 Her akşam karpuz tarlasına çocukların dadandığını fark eden çiftçi, tarlaya bir uyarı levhası koymaya karar verdi: “Dikkat! Karpuzlardan birine siyanür enjekte edildi!” Ertesi akşam çiftçi karpuz yiyemeden kaçan çocukları keyifle izledi. Bir hafta sonra, çiftçi tarlada gezerken gözü kendi levhasının yanına konan bir levhaya ilişti: “Şimdi o karpuzlardan iki tane var!”
 Genç işadamı uçağa binmek üzere havaalanına gelir ve bilet kontrolü yapılan masaya giderek, elindeki valizleri teslim eder. Görevli “Biletinizi alabilir miyim?” der. Adam biletini verir ve ekler; “Biletimden gördüğünüz gibi New York’a gidiyorum. Ancak, verdiğim yeşil valizin Londra’ya, mavi olanında Paris’e gitmesini istiyorum.” Görevli kız şaşkınlıkla “Özür dilerim, ancak bunu yapmam mümkün değil.” Bunun üzerine genç adam “Bunu duyduğuma çok sevindim. Geçen sefer yapmıştınız da!”
 Kadın gece yarısı yanından kaybolan kocasını bulmak için kalkar. Kocasını bodrumda dizleri üzerine çökmüş, duvara dönmüş ağlar halde bulur... Ve merakla sorar: “Kocacığım, neyin var, n’oldu?” Gözü yaşlı adam: “Hatırlıyor musun, baban bizi beraber yakaladığında şöyle demişti “Ya evlenirsin ya da 20 yıl hapis yatarsın.” Kadın şaşırarak “Eee n’oldu?” Adam “Bugün hapisten çıkmış olacaktım...”
 Adamın biri gir gün felç olan arkadaşını ziyaret etmiş. Sohbet sırasında felçli arkadaşı adama “Terliklerim yukarda kaldı onları bana getirir misin lütfen” diye rica etmiş. Adamda yukarı çıkmış, birde ne görsün. Felçli arkadaşının afet gibi dipdiri iki kızı var! Hemen pratik zekâsını çalıştırarak “Babanız beni sizinle yatmam için gönderdi” demiş. Kızlar “Nasıl olur! İmkânsız!” demişler. Adam “İnanmıyorsanız babanıza soralım” demiş. Ve aşağıya seslenmiş “İkisini de mi?”. Felçli adam bağırmış “Evet ikisini de”.

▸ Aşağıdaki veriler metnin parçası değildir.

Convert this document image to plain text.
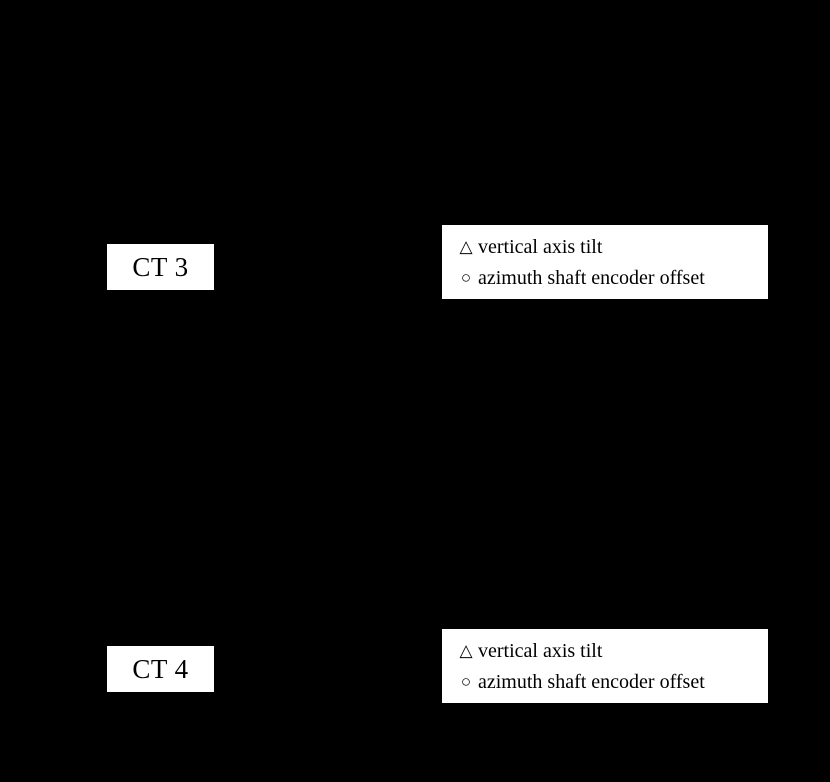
CT 3
△ vertical axis tilt
○ azimuth shaft encoder offset
CT 4
△ vertical axis tilt
○ azimuth shaft encoder offset
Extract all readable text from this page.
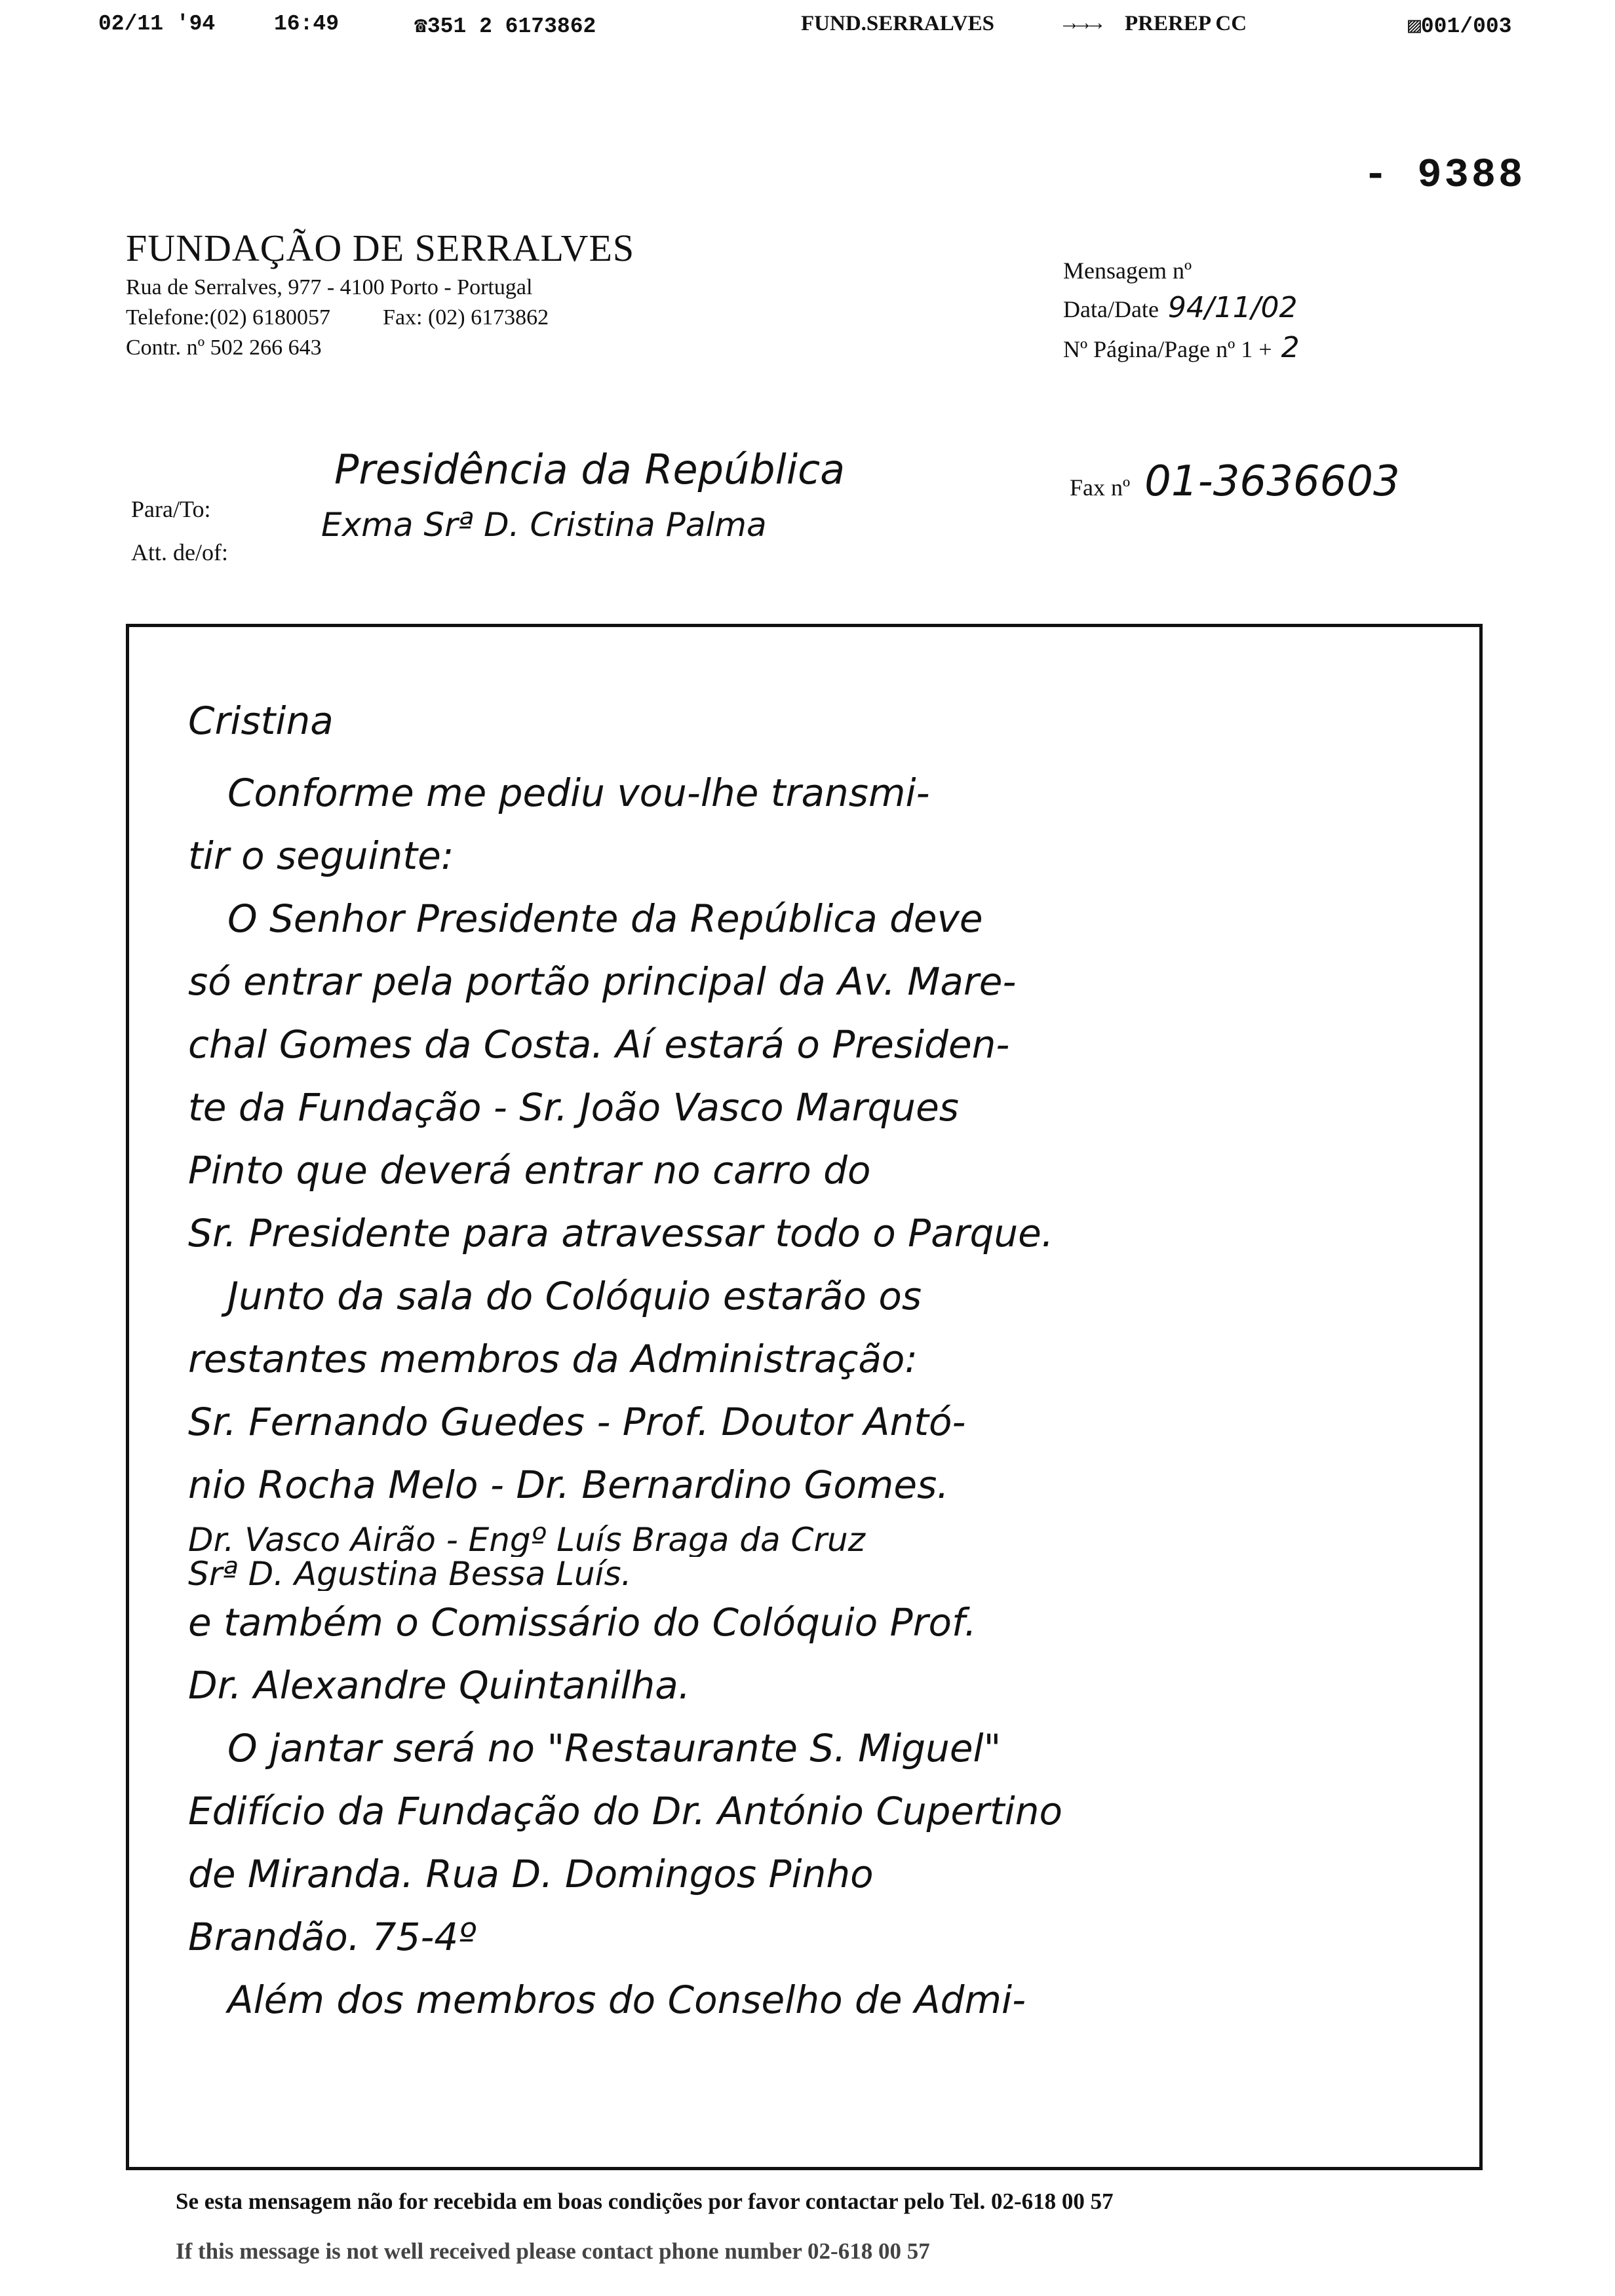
02/11 '94	16:49	☎351 2 6173862	FUND.SERRALVES	→→→ PREREP CC	▨001/003
- 9388
FUNDAÇÃO DE SERRALVES
Rua de Serralves, 977 - 4100 Porto - Portugal
Telefone:(02) 6180057 Fax: (02) 6173862
Contr. nº 502 266 643
Mensagem nº
Data/Date 94/11/02
Nº Página/Page nº 1 + 2
Para/To:
Presidência da República
Att. de/of:
Exma Srª D. Cristina Palma
Fax nº 01-3636603

Cristina

Conforme me pediu vou-lhe transmi-

tir o seguinte:

O Senhor Presidente da República deve

só entrar pela portão principal da Av. Mare-

chal Gomes da Costa. Aí estará o Presiden-

te da Fundação - Sr. João Vasco Marques

Pinto que deverá entrar no carro do

Sr. Presidente para atravessar todo o Parque.

Junto da sala do Colóquio estarão os

restantes membros da Administração:

Sr. Fernando Guedes - Prof. Doutor Antó-

nio Rocha Melo - Dr. Bernardino Gomes.

Dr. Vasco Airão - Engº Luís Braga da Cruz

Srª D. Agustina Bessa Luís.

e também o Comissário do Colóquio Prof.

Dr. Alexandre Quintanilha.

O jantar será no "Restaurante S. Miguel"

Edifício da Fundação do Dr. António Cupertino

de Miranda. Rua D. Domingos Pinho

Brandão. 75-4º

Além dos membros do Conselho de Admi-

Se esta mensagem não for recebida em boas condições por favor contactar pelo Tel. 02-618 00 57
If this message is not well received please contact phone number 02-618 00 57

 Adam barda gördüğü güzel kadınla konuşmanın yollarını arıyordu. Sonunda cesaretini toplayıp kıza yaklaştı ve “Biraz konuşabilir miyiz acaba?” dedi. Kız birden haykırdı “Terbiyesiz! Ben senin bildiğin kızlardan değilim.” Adam utancından yerin dibine girdi. Herkes ona bakıyordu. Gitti ve masasına oturdu. Bir süre sonra kız ona gülümseyerek yaklaştı ve “Az önceki olay için özür dilerim. Ben psikoloji öğrencisiyim ve utandırıcı durumlar karşısında insanların nasıl davrandıklarını inceliyordum” dedi. Adam avaz avaz bağırarak cevap verdi “Ne? Gecesi 200 dolar mı? Deli misin sen?”

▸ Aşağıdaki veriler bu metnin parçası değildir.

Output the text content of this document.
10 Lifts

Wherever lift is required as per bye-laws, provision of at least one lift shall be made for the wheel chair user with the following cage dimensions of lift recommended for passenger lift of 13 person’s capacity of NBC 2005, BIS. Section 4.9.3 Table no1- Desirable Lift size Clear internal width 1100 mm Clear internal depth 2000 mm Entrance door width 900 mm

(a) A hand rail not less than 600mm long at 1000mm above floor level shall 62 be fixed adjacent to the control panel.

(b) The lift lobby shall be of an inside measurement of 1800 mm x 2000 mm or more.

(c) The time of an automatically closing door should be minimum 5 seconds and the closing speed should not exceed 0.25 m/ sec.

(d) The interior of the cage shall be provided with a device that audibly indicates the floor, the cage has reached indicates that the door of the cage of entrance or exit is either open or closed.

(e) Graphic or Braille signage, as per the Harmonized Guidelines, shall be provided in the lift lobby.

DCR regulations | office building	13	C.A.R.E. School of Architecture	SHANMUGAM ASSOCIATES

 Dursun iş için kasabaya giderken bakmış derenin kenarında komşusu Temel bir kedi yıkıyor. Dursun Temel’e “Bak o kediyi yıkıyorsun ama sonra hayvanı öldürme.” “Bir şey olmaz merak etme.” Dursun bunun üzerine kasabaya doğru yoluna devam etmiş. Birkaç saat sonra dönüş yolunda bakmış ki, Temel toprağa bir şeyler gömüyor. Dursun dayanamamış ve “Demiştim ben. Yıkıya yıkıya öldürdün hayvanı değil mi?” “Hayır hayır yıkarken değil, sıkarken öldü.”
 Genç rahibelerden biri koşarak gelir ve başrahibenin önünde diz çökerek “Değerli hemşire sormayın başıma neler geldi?” “Neler geldi kızım?” “Arka bahçede çiçek topluyordum, bahçıvanın oğlu ortaya çıktı ve maalesef bana...” “Tecavüz mü etti?” “Evet...” “Hımmmm, peki kızım sen şimdi git, mutfaktan bir limon al, kes ve suyunu iç.” “Aaa, limon hamileliği önler mi?” “Hamileliği önlemezde, en azından sırıtmanı engeller.”